Biotin promotes myelin synthesis and energy production by acting as a coenzyme in oligodendrocytes (yellow) and neurons (pink). In oligodendrocytes, biotin (green) binds with acetyl-CoA carboxylase (ACC1 and ACC2) (blue) and increases the availability of fatty acids, allowing increased myelin synthesis. In neurons, biotin binds tricarboxylic acid (TCA) cycle enzymes (pyruvate carboxylase, 3-methylcrotonyl-CoA carboxylase, propionyl-CoA carboxylase) (purple) and increases production of TCA cycle intermediates, increasing ATP production and reducing neuronal hypoxia. Figure created in BioRender.

Conclusion

Coupling of axons and oligodendrocytes is essential for healthy neuronal signaling. In addition to generating myelin sheaths to increase the speed of neuronal firing, oligodendrocytes supply neurons with metabolites to maintain neuronal integrity and promote survival. During development, OPCs require oxygen to function properly, but once differentiated, oligodendrocytes shift into primarily glycolytic metabolism.

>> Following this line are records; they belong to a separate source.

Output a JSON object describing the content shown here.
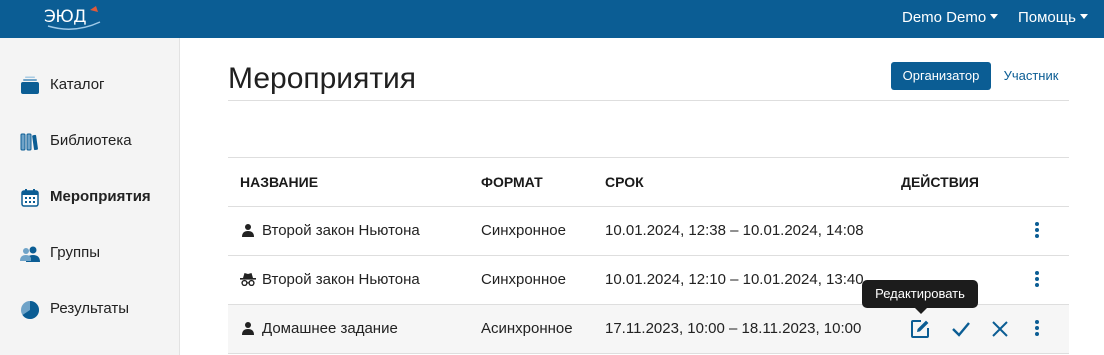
{
  "header": {
    "logo_text": "ЭЮД",
    "user_menu": "Demo Demo",
    "help_menu": "Помощь"
  },
  "sidebar": {
    "items": [
      {
        "label": "Каталог",
        "icon": "catalog-icon"
      },
      {
        "label": "Библиотека",
        "icon": "library-icon"
      },
      {
        "label": "Мероприятия",
        "icon": "calendar-icon",
        "active": true
      },
      {
        "label": "Группы",
        "icon": "group-icon"
      },
      {
        "label": "Результаты",
        "icon": "pie-chart-icon"
      }
    ]
  },
  "main": {
    "title": "Мероприятия",
    "role_tabs": {
      "organizer": "Организатор",
      "participant": "Участник"
    }
  },
  "table": {
    "columns": [
      "НАЗВАНИЕ",
      "ФОРМАТ",
      "СРОК",
      "ДЕЙСТВИЯ"
    ],
    "rows": [
      {
        "icon": "person-icon",
        "name": "Второй закон Ньютона",
        "format": "Синхронное",
        "term": "10.01.2024, 12:38 – 10.01.2024, 14:08"
      },
      {
        "icon": "incognito-icon",
        "name": "Второй закон Ньютона",
        "format": "Синхронное",
        "term": "10.01.2024, 12:10 – 10.01.2024, 13:40"
      },
      {
        "icon": "person-icon",
        "name": "Домашнее задание",
        "format": "Асинхронное",
        "term": "17.11.2023, 10:00 – 18.11.2023, 10:00"
      }
    ]
  },
  "tooltip": "Редактировать",
  "colors": {
    "brand": "#0b5d94",
    "sidebar_bg": "#f4f4f4"
  }
}
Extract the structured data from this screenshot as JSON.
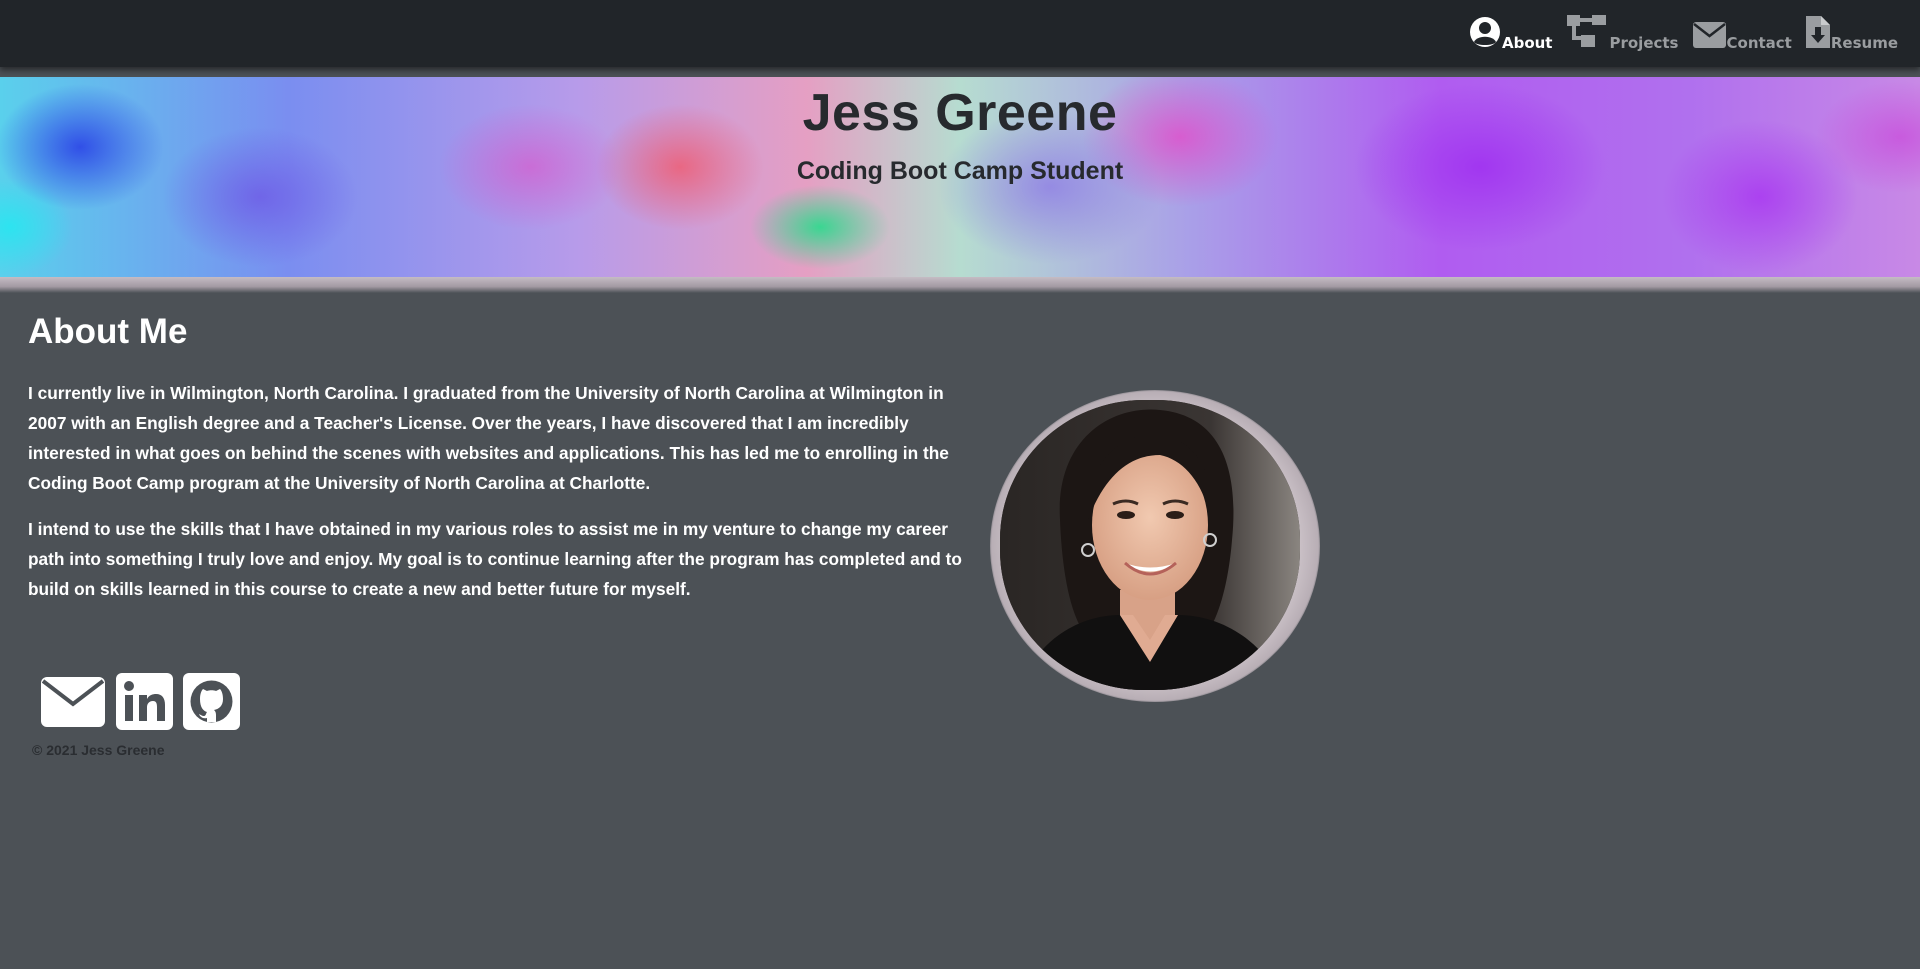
{
  "nav": {
    "items": [
      {
        "label": "About",
        "icon": "user-circle-icon",
        "active": true
      },
      {
        "label": "Projects",
        "icon": "sitemap-icon",
        "active": false
      },
      {
        "label": "Contact",
        "icon": "envelope-icon",
        "active": false
      },
      {
        "label": "Resume",
        "icon": "file-download-icon",
        "active": false
      }
    ]
  },
  "hero": {
    "name": "Jess Greene",
    "subtitle": "Coding Boot Camp Student"
  },
  "about": {
    "heading": "About Me",
    "paragraphs": [
      "I currently live in Wilmington, North Carolina. I graduated from the University of North Carolina at Wilmington in 2007 with an English degree and a Teacher's License. Over the years, I have discovered that I am incredibly interested in what goes on behind the scenes with websites and applications. This has led me to enrolling in the Coding Boot Camp program at the University of North Carolina at Charlotte.",
      "I intend to use the skills that I have obtained in my various roles to assist me in my venture to change my career path into something I truly love and enjoy. My goal is to continue learning after the program has completed and to build on skills learned in this course to create a new and better future for myself."
    ]
  },
  "social": {
    "icons": [
      "envelope-icon",
      "linkedin-icon",
      "github-icon"
    ]
  },
  "footer": {
    "copyright": "© 2021 Jess Greene"
  },
  "colors": {
    "navbar_bg": "#212529",
    "page_bg": "#4c5156",
    "nav_active": "#ffffff",
    "nav_inactive": "#9a9da0"
  }
}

During pathological CNS states, there are fluctuating periods of glucose and oxygen deprivation, leading to changes in bioenergetics of oligodendrocytes. However, severe metabolic stresses prevent oligodendrocytes from supporting axonal integrity. Understanding the bioenergetic mechanisms of oligodendrocytes is essential to explain the dysfunction of oligodendrocyte lineage cells in MS. Here, we described the improvement of mitochondrial function using taurine and creatine supplementation. We also discussed the importance of NAA and biotin in myelin synthesis and energy production. We suggest that disturbances in oligodendrocyte bioenergetics may be an early event in MS pathology and that increasing bioenergetic metabolites in the CNS through supplementation may aid in improving mitochondrial function and oligodendrocyte survival in MS.